Hochul’s message appeared to stir city Democrats to cast their ballots. She won New York City by 667,000 votes, a large enough margin that helped her offset losses in other parts of the state, including Zeldin’s Long Island stronghold, where she trailed by 150,000 votes. With 95 percent of precincts counted as of Wednesday afternoon, Hochul was ahead by about 322,000 votes.
“She was not always safe,” political consultant Hank Sheinkopf said. “Certainly, the state’s overwhelming Democratic Party registration edge helped her, but turnout saved her. She rescued her campaign by focusing on turning out African American voters in New York City, and they made the difference.”

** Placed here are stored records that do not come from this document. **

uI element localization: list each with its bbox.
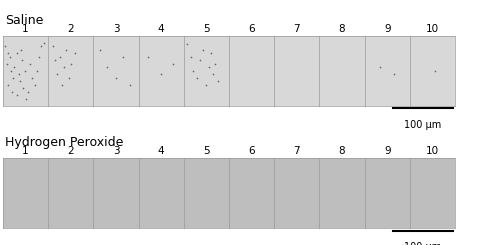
Point (196, 59, 203, 62)
Point (26, 62, 34, 66)
Point (22, 97, 30, 101)
Point (24, 90, 32, 94)
Text: 3: 3 (112, 146, 119, 156)
Point (72, 51, 80, 55)
Text: 8: 8 (338, 24, 345, 34)
Point (209, 73, 217, 76)
Point (16, 80, 24, 84)
Text: 100 µm: 100 µm (404, 242, 442, 245)
Point (12, 94, 20, 98)
Point (4, 51, 12, 55)
Point (103, 66, 111, 70)
Text: 8: 8 (338, 146, 345, 156)
Point (430, 69, 438, 73)
Point (28, 76, 36, 80)
Text: 10: 10 (426, 24, 439, 34)
Point (62, 48, 70, 52)
Point (58, 83, 66, 87)
Point (189, 69, 197, 73)
Point (112, 76, 120, 80)
Text: Hydrogen Peroxide: Hydrogen Peroxide (5, 136, 124, 149)
Point (126, 83, 134, 87)
Point (15, 73, 23, 76)
Text: 1: 1 (22, 146, 29, 156)
Point (35, 55, 43, 59)
Point (64, 76, 72, 80)
Point (18, 59, 26, 62)
Point (12, 51, 20, 55)
Point (186, 55, 194, 59)
Point (390, 73, 398, 76)
Point (168, 62, 176, 66)
Point (202, 83, 210, 87)
Text: 4: 4 (158, 146, 164, 156)
Text: 2: 2 (68, 146, 74, 156)
Point (157, 73, 165, 76)
Point (119, 55, 127, 59)
Point (204, 66, 212, 70)
Text: 5: 5 (203, 146, 209, 156)
Point (212, 62, 220, 66)
Point (2, 62, 10, 66)
Text: 1: 1 (22, 24, 29, 34)
Point (48, 45, 56, 49)
Point (144, 55, 152, 59)
Point (6, 55, 14, 59)
Point (38, 45, 46, 49)
Text: 6: 6 (248, 146, 255, 156)
Point (4, 83, 12, 87)
Text: 2: 2 (68, 24, 74, 34)
Text: 5: 5 (203, 24, 209, 34)
Point (17, 48, 25, 52)
Point (184, 42, 192, 46)
Point (7, 69, 15, 73)
Text: 3: 3 (112, 24, 119, 34)
Text: 6: 6 (248, 24, 255, 34)
Text: 100 µm: 100 µm (404, 120, 442, 130)
Point (20, 69, 28, 73)
Point (8, 90, 16, 94)
Point (2, 45, 10, 49)
Point (67, 62, 75, 66)
Point (56, 55, 64, 59)
Point (9, 76, 17, 80)
Point (214, 80, 222, 84)
Text: 9: 9 (384, 24, 390, 34)
Point (53, 73, 61, 76)
Text: 9: 9 (384, 146, 390, 156)
Point (376, 66, 384, 70)
Point (207, 51, 215, 55)
Point (33, 69, 41, 73)
Point (20, 86, 28, 90)
Text: 4: 4 (158, 24, 164, 34)
Text: 7: 7 (294, 146, 300, 156)
Text: 7: 7 (294, 24, 300, 34)
Point (194, 76, 202, 80)
Point (60, 66, 68, 70)
Point (96, 48, 104, 52)
Point (10, 66, 18, 70)
Point (30, 83, 38, 87)
Point (199, 48, 207, 52)
Text: Saline: Saline (5, 14, 44, 27)
Text: 10: 10 (426, 146, 439, 156)
Point (40, 41, 48, 45)
Point (51, 59, 59, 62)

Red wave drowns Dems elsewhere
Zeldin couldn’t pull off the upset, but his strong showing helped boost Republicans in other races across New York state.
U.S. Rep. Nicole Malliotakis of Staten Island trounced former Democratic Rep. Max Rose in a rematch of the two millennial politicos. All four of Long Island’s congressional seats are now held by Republicans after Anthony Esposito and George Santos flipped two Nassau County races while Nick LaLota kept Zeldin’s former Suffolk seat in GOP hands. And the party took two Democratic-controlled upstate seats, after Mike Lawler edged incumbent Rep. Sean Patrick Maloney while Marc Molinaro outlasted Josh Riley.
A court-ordered redistricting that negated potential Democratic gains of four or five seats also contributed to Republicans’ successful night. Instead, Republicans gained at least four seats, an eight-seat swing that could ultimately shift control of the U.S. House of Representatives to the GOP.
Republicans also cut into Democratic majorities at the state level and made inroads into South Brooklyn’s multi-ethnic neighborhoods. Three Brooklyn Democratic Assembly members appear to have lost, including Housing Chairman Steve Cymbrowitz, who served in the legislature for 21 years.
“South Brooklyn has gotten more diverse, but a lot of moderate white ethnic Democrats lost,” Jordan Barowitz, founder of Barowitz Advisory, said. “Is this the last gasp of the more conservative voters who used to dominate that part of the world. Or are some Asians and South Asians voting Republican?”
Now that the election is over, Hochul will begin crafting her legislative agenda for the following year.
There’s no shortage of challenges, most of them tied in some way to real estate. The state remains mired in a housing crisis where the supply of affordable units has dried up, median rents have skyrocketed, and mortgage rates reached their highest mark since 2001.
Incidents of violent crime have risen since the pandemic, including a spate of antisemitic and anti-Asian attacks that have rattled immigrant communities.
Meanwhile, private sector workers have only slowly returned to the office (in part because of this rise in crime, including on public transit). Transit ridership has not rebounded above pre-pandemic levels, which has led the Metropolitan Transportation Authority to face a $2.5 billion budget deficit by 2025. Lawmakers have differing ideas on how to tackle these problems, but Hochul will get a first crack at them in her State of the State address in January.
“Now, with an electoral mandate under her belt, the hard work will begin,” Jolie Milstein, New York State Association for Affordable Housing president, said in a statement. “Gov. Hochul should continue to prioritize housing in her governorship, by finding solutions to help both property owners and tenants still struggling in the wake of the pandemic, embarking on important statewide land-use reforms, and providing and dedicating real resources to affordable housing production and preservation.”